[Tutor] a quick Q: how to use for loop to read a series of files with .doc end

Tue Oct 4 17:27:04 CEST 2011

On 10/04/2011 10:26 AM, lina wrote:
> On Thu, Sep 29, 2011 at 11:28 PM, Dave Angel<d at davea.name>  wrote:
>
>> (Please don't top-post.  Put your remarks AFTER the part you're quoting
>> from the previous message)
>>
>>
>> On 09/29/2011 10:55 AM, lina wrote:
>>
>>> import os.path
>>>
>>> tokens=['E']
>>> result=[]
>>>
>>> for fileName in os.listdir("."):
>>>      if os.path.isfile(fileName) and os.path.splitext(fileName)=="**xpm":
>>>          filedata = open(fileName)
>>>          text=filedata.readlines()
>>>          for line in text:
>>>
>>>
>>> How can I read from line 24 and do further looking for "E".
>>>
>>> Thanks,
>>>
>>>
>>>
>> As I said in my earlier message, this was untested.  It gave you the
>> building blocks, but was not correct.
>>
>> In particular, that if-test will always fail, so you're not seeing any
>> files.
>>
>>
>> import os.path
>>
>> tokens=['E']
>> result=[]
>>
>> for fileName in os.listdir("."):
>>
>>     if os.path.isfile(fileName) and os.path.splitext(fileName)[1]=**
>> =".xpm":
>>
>>         filedata = open(fileName)
>>         text=filedata.readlines()
>>         for line in text:
>>             print line
>>
>>
>> Once you've tested that, then you're ready to just look at line 24.
>>
>> text is a list, so you can refer to line 24 as text[24]
>>
>> Or you can get lines 24-28, with  text[24, 29]   (look up slices in the
>> Python doc)
>>
>> ==
>> DaveA
>>
>>
>> Thanks for former help,
> but I wonder how to output (write) the final result in each respectively
> fileName with just different extension, such as original a.xpm write to
> a.txt
>
> Thanks,
>
> #!/bin/python
>
> import os.path
>
> tokens=['E']
> result=[]
>
> for fileName in os.listdir("."):
>      if os.path.isfile(fileName) and os.path.splitext(fileName)[1]==".xpm":
>          filedata = open(fileName)
>          text=filedata.readlines()
>          for line in text[23:len(text)-1]:
>              result.append({t:line.count(t) for t in tokens})
>          for index,r in enumerate(result):
>              fileName.txt.write(index,"-----",r)
> ???
>

  for line in text[23:len(text)-1]:

probably doesn't do what you expect.  It'll start at the 24th line, but 
it won't include the last line. slicing uses half-open intervals, same 
as range.  So you don't want the -1 on that line.
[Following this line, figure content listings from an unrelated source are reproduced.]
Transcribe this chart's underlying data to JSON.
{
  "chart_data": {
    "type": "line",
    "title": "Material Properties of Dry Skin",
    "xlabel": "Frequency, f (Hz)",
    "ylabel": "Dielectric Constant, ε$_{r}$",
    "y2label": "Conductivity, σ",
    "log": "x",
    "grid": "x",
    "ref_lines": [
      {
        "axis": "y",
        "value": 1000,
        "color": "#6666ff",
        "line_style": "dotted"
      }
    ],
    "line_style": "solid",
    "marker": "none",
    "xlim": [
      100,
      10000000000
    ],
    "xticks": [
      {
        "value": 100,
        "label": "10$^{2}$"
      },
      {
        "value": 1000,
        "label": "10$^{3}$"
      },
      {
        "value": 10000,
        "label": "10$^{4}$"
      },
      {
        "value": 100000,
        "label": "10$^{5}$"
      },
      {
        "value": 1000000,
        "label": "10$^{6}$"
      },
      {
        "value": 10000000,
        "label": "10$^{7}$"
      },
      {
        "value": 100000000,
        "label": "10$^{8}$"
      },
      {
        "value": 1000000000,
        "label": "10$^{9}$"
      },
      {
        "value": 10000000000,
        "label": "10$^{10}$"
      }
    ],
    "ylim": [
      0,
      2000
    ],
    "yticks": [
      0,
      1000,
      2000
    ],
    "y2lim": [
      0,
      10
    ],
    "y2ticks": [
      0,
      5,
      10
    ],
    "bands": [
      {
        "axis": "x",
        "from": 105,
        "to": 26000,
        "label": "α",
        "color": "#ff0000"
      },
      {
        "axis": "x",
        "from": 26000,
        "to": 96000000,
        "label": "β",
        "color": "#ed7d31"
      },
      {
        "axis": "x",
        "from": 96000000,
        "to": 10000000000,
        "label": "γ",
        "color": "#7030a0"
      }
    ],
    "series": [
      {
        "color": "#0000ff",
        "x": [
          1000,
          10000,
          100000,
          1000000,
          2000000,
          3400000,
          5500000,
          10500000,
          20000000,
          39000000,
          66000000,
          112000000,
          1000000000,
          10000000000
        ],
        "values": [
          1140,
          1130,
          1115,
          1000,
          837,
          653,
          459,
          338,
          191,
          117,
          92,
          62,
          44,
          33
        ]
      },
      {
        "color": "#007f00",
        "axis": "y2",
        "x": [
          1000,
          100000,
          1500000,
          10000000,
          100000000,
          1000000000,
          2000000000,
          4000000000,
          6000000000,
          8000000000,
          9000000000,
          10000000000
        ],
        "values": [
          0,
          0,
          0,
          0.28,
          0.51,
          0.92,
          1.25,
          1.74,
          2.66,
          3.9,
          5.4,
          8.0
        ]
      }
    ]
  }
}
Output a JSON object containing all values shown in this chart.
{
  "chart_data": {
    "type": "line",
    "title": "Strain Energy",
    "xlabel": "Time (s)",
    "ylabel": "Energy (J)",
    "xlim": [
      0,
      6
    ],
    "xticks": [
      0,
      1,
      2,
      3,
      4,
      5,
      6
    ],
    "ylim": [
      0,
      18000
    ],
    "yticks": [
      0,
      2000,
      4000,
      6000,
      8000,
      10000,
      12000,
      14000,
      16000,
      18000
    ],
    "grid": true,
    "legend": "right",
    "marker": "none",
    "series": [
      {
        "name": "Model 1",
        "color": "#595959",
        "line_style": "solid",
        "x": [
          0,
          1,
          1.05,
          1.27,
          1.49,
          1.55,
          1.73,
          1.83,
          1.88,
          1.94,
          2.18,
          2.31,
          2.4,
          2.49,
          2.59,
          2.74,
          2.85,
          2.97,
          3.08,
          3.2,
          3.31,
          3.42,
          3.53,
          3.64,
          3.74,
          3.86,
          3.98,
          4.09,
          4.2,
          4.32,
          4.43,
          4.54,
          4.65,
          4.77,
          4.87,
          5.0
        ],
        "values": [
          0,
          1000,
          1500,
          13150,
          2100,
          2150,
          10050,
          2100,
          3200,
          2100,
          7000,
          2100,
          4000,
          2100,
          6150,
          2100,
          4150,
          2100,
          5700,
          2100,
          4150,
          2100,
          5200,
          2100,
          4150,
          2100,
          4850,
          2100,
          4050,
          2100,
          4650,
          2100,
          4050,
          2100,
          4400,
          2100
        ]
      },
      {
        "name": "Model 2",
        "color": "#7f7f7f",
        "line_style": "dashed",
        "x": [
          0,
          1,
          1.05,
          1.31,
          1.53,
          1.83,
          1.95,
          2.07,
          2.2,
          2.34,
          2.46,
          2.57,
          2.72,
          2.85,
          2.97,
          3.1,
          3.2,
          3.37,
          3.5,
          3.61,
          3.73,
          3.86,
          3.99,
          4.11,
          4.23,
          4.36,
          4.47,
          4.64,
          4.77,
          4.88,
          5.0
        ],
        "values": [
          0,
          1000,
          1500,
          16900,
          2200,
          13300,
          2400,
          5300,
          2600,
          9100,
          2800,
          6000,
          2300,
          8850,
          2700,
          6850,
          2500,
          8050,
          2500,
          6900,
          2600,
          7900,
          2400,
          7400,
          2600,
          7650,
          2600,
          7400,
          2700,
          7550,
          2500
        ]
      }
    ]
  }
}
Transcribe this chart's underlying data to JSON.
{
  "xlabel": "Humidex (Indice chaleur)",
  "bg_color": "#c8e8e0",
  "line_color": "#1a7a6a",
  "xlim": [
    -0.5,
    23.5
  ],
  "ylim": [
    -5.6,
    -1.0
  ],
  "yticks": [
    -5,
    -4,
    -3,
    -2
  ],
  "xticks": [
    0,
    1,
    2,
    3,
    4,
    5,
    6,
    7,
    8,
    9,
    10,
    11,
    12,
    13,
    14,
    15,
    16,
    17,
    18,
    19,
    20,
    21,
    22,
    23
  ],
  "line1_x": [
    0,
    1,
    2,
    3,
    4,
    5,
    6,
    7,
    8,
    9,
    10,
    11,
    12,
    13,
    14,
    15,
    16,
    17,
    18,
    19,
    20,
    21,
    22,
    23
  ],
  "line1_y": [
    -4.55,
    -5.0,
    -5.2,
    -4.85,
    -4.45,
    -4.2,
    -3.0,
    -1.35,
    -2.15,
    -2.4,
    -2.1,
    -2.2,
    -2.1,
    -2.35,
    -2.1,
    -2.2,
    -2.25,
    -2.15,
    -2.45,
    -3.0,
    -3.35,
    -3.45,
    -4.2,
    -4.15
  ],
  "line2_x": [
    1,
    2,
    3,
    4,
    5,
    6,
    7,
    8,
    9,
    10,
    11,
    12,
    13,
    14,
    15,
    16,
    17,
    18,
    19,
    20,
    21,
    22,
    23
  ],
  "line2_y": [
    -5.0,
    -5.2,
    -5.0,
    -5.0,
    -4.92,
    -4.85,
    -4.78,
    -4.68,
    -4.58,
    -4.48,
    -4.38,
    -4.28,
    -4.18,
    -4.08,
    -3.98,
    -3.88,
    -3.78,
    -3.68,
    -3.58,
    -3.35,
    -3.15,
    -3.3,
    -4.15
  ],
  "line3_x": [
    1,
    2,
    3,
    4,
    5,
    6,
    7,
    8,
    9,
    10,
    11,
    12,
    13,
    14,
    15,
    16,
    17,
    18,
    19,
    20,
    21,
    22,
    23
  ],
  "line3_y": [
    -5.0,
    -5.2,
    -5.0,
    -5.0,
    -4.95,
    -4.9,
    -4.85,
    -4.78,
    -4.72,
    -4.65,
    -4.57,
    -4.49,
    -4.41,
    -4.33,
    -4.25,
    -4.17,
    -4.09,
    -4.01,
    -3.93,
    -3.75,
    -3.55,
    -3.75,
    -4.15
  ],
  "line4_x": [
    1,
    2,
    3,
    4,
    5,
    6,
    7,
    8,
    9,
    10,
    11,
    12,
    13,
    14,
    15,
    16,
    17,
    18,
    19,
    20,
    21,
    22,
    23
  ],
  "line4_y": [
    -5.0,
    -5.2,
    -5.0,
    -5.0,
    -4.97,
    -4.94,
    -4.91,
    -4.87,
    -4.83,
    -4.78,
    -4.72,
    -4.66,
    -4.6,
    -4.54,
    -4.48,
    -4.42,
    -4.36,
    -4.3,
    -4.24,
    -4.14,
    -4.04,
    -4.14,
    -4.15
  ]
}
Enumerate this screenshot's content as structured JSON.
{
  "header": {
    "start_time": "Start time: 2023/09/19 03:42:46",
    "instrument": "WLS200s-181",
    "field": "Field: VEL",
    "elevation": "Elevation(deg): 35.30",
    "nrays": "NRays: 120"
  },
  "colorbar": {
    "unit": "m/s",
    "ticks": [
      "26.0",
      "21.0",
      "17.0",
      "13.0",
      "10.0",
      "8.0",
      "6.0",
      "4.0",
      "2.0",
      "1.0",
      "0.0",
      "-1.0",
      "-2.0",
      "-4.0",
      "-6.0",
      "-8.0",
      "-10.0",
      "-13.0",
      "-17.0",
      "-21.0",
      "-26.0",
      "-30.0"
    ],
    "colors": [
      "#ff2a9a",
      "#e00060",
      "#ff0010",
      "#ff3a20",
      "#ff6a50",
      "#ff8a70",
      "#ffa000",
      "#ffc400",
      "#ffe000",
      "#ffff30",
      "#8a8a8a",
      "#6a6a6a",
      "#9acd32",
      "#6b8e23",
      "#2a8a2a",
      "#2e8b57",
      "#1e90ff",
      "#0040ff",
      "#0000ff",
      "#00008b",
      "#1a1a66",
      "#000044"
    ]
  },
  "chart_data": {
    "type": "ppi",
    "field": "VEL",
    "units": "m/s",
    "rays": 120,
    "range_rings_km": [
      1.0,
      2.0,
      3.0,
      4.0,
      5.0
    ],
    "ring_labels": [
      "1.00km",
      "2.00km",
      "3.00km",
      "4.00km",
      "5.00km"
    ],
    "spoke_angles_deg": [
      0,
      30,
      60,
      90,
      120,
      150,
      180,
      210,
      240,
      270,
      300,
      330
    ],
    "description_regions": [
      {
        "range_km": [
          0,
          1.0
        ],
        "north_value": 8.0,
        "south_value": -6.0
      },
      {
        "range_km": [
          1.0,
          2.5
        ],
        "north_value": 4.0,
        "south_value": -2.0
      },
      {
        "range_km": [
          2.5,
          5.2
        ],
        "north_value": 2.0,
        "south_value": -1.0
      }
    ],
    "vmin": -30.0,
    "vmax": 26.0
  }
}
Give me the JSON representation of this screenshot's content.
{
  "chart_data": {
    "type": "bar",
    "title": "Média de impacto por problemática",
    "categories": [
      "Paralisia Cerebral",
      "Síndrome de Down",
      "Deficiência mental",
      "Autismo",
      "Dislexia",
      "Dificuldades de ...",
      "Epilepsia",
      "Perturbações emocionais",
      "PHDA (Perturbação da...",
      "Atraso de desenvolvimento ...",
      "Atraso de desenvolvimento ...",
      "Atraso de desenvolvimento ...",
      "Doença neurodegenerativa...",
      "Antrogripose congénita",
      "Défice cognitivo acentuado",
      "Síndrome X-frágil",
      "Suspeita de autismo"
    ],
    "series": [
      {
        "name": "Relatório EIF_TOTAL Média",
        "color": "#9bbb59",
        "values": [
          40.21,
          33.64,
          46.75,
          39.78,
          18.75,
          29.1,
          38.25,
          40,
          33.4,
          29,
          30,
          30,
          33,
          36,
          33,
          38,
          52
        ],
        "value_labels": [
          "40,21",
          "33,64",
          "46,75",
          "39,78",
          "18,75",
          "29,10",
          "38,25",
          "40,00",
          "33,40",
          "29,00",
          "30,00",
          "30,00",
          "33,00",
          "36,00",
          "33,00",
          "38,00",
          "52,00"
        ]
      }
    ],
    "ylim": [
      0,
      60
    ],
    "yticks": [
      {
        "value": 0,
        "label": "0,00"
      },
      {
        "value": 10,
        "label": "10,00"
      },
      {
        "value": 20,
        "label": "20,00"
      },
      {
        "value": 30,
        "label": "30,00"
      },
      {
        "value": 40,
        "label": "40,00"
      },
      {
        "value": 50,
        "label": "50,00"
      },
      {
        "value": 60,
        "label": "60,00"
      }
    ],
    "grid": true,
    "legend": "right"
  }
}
Fortunately, all you have to do is use the default second parm,

  for line in text[23:]:

Now I have no idea why you want such a complex structure in result, but 
I'll ignore that for the moment.
You want to know how to write an output file. Just like an input file, 
you first have to open it (in 'w' mode).
       outfile = open(newfilename,  "w")
will give you a file object, just like filedata did for the input file.
So you would then do outfile.write(somedata)  as needed.  Notice that if 
you use write(), it does NOT put newlines in.  That's up to you.

Note also that opening a file with "w" deletes an existing file of the 
same name.  So you want to thoroughly test your transformation code 
before running the actual command.

Now back to your result.append line.  As it stands now, result contains 
the results for all the files you've processed so far.  In other words, 
as you process multiple files, it'll get larger and larger.  If you're 
writing the data out to multiple files, that isn't likely what you want.

But I also thought you wanted to count the occurrences of  each token by 
column, and you're counting them by rows.  That count method will return 
how many are in that particular line.

Perhaps this would be clearer if your data wasn't square.  if you had 10 
lines with 3 characters in each, it might be more obvious.  I assume you 
would then want 3 result counts.

DaveA